Run the code chunk below to enter the data.

```
score <-
c(5,7,3,6,6,4,
4,2,6,5,4,3,
5,3,6,4,7,6,
5,6,0,2,1,6,
7,4,0,1,1,2,
7,7,0,2,6,3,
6,6,0,5,6,3,
4,6,1,5,4,1,
6,4,0,5,7,6,
7,7,0,6,6,2,
2,4,0,1,2,2,
5,7,4,6,7,4,
7,5,0,4,6,2,
4,5,0,4,3,7,
6,6,3,6,7,8)
dog <- rep(c("A", "B", "C","D","E","F"), 15)
judge <- rep(c("J1","J2","J3","J4","J5","J6","J7","J8","J9","J10,","J11,","J12,","J13","J14","J15"),rep(6,15))
dog.data <- data.frame(score, dog,judge)
```

Next, lets summarize the data. I am doing it for the dogs, you do it for the judges.

```
library(dplyr)
dog.data %>%
group_by(dog) %>%
summarize(avscore = mean(score))
#> # A tibble: 6 × 2
#> dog avscore
#> <chr> <dbl>
#> 1 A 5.33
#> 2 B 5.27
#> 3 C 1.53
#> 4 D 4.13
#> 5 E 4.87
#> 6 F 3.93
```

Looking at the output, it sure looks like dog C is unpopular.
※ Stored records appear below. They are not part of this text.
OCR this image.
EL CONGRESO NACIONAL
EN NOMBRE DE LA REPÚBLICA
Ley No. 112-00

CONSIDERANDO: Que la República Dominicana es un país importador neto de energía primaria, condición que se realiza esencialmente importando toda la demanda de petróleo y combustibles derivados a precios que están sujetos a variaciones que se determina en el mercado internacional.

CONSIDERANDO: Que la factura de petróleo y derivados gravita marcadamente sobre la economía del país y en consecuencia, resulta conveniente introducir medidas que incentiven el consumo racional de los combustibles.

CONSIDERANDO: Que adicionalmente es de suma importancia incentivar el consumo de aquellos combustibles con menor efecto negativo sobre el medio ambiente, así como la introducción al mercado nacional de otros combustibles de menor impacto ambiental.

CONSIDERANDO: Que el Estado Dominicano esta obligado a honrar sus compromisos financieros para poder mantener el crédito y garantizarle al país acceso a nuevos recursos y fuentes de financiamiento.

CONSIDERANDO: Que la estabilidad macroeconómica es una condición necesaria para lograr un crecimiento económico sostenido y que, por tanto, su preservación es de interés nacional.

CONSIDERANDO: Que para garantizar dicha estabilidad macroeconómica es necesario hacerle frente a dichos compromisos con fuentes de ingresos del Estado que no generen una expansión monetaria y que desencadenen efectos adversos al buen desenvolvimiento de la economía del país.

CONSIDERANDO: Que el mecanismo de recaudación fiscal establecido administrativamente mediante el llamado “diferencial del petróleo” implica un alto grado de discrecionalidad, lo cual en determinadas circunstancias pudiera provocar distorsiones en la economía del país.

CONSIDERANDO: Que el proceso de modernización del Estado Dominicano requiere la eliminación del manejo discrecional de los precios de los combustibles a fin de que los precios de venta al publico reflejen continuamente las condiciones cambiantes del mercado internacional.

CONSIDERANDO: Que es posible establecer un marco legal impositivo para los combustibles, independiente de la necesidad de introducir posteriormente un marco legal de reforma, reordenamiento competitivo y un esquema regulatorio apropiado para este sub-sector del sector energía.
Write \(\small H_o\) and \(\small H_a\) here:

Then run the ANOVA test and interpret. Make sure you use plain language. Finally, if the ANOVA finds a statistically significant difference, run a Tukey test as well and interpret.

Finally, discuss if this is an appropriate use of ANOVA and TUKEY.